Alhamdulillah di Indonesia ini ada kalimat titik temu, sehingga ketuhanan itu menjadi dasar negara yang paling utama.Seperti juga tercantum  di bab 11 pasal 29 ayat no 1.” Negara berdasar atas Ketuhanan Yang Maha Esa. Jadi di Indonesia ini bukan rakyatnya saja yang berketuhanan tapi negaranya berke-Tuhanan Yang Maha Esa. Satu-satunya negara di dunia yang menggunakannya hanya Indonesa. Karena-nya kita harus bersyukur kepada Alloh, syukur kepada pendahulu kita.
Rosululloh  bersabda “Man Lam Yaskurinnas Lam Yaskurilah” – ”Barang siapa  tidak syukur kepada sesama manusia tidak  syukur kepada Allah”. Seandainya tiga kalimat diatas tidak diganti mungkin Indonesia akan terpecah. Walaupun  akhir-akhir ini nampak ada usaha untuk mengembalikan  ”Ketuhanan yang dikoma” lagi.  Jadi perlu dipikir  sungguh-sungguh tentang hal yang sudah final ini.
Yang  penting sekarang akar-akar identitas jati diri diperkuat.
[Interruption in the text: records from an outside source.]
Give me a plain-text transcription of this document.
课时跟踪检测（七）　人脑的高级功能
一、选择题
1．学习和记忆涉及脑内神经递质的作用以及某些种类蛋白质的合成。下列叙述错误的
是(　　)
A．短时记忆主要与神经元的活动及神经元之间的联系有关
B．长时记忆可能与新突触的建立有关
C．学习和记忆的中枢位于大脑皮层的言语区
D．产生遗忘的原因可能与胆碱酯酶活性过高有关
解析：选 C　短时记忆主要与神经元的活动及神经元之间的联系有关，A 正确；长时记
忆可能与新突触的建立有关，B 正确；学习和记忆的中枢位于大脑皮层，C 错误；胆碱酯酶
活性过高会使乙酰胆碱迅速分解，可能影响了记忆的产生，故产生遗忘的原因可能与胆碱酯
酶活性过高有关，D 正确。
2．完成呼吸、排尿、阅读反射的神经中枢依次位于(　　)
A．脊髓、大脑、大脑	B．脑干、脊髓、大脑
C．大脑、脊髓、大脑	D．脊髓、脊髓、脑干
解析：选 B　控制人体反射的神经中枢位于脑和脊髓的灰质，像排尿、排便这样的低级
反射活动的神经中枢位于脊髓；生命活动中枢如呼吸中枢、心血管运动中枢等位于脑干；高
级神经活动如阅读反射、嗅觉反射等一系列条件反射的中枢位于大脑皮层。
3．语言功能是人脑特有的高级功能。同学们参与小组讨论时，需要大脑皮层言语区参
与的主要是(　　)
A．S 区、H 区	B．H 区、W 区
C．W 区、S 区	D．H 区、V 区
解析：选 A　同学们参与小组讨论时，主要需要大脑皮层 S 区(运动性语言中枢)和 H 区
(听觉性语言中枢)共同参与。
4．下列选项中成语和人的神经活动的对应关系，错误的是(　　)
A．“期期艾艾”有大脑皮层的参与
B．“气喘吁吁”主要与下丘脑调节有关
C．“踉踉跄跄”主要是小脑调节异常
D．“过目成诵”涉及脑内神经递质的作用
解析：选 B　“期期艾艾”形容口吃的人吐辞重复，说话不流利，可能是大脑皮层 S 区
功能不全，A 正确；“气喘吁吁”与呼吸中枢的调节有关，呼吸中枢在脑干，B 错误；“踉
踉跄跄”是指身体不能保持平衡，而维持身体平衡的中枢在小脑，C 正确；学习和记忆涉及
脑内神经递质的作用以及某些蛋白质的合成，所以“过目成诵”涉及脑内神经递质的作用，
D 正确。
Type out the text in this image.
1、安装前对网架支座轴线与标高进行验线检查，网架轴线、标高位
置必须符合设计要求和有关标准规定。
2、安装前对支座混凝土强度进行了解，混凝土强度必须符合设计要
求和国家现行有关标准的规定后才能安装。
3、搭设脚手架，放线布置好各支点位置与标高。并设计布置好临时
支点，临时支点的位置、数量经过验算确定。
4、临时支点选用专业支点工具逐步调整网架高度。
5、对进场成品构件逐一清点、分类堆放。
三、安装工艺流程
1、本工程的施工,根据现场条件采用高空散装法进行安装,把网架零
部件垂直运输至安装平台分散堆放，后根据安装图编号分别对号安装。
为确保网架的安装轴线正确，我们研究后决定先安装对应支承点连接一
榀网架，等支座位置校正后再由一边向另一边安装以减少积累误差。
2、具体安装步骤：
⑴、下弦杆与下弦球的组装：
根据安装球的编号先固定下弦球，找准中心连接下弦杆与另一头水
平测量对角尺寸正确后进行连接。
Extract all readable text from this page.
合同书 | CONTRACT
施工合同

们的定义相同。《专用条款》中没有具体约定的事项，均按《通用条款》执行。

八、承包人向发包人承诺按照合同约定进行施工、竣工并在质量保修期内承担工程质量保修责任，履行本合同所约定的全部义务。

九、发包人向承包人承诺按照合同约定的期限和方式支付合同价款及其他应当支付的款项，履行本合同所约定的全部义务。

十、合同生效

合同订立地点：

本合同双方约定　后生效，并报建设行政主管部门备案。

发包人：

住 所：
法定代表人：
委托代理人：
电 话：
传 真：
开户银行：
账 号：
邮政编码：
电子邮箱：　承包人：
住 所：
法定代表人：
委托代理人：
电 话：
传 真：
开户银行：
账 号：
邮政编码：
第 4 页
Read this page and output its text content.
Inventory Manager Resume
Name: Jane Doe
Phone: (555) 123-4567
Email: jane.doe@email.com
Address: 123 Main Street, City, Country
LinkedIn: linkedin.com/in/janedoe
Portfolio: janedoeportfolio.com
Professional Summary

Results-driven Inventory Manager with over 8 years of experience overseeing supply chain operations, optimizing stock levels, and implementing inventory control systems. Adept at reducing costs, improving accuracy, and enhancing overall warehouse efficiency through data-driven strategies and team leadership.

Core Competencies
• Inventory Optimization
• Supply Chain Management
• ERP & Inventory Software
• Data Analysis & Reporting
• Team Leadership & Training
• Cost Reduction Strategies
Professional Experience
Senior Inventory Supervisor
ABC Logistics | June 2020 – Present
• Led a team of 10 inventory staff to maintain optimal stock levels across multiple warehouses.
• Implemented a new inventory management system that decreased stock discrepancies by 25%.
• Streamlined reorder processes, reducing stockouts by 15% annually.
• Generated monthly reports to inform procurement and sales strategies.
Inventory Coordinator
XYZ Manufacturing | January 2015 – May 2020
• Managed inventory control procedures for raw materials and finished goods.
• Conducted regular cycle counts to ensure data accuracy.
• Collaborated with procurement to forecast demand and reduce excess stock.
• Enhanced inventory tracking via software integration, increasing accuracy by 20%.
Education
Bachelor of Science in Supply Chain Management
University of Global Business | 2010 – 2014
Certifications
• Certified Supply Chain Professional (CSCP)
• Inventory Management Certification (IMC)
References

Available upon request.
Sehingga meski terjadi globalisasi, asal akarnya kuat maka tidak akan terlibas. Sebaliknya kalau akar identitas Indonesia ini tidak diperkuat  maka beberapa puluh tahun lagi Indonesia tinggal nama, terlibas oleh globalisasi. Ini  yang kami kawatirkan !*
Diringkas dari : Sambutan Mursyid Thoriqoh Shiddiqiyyah pada acara Pembukaan Seminar Cinta Tanah Air 1-2 Agustus 2007 di ISLAMIC CENTER Surabaya.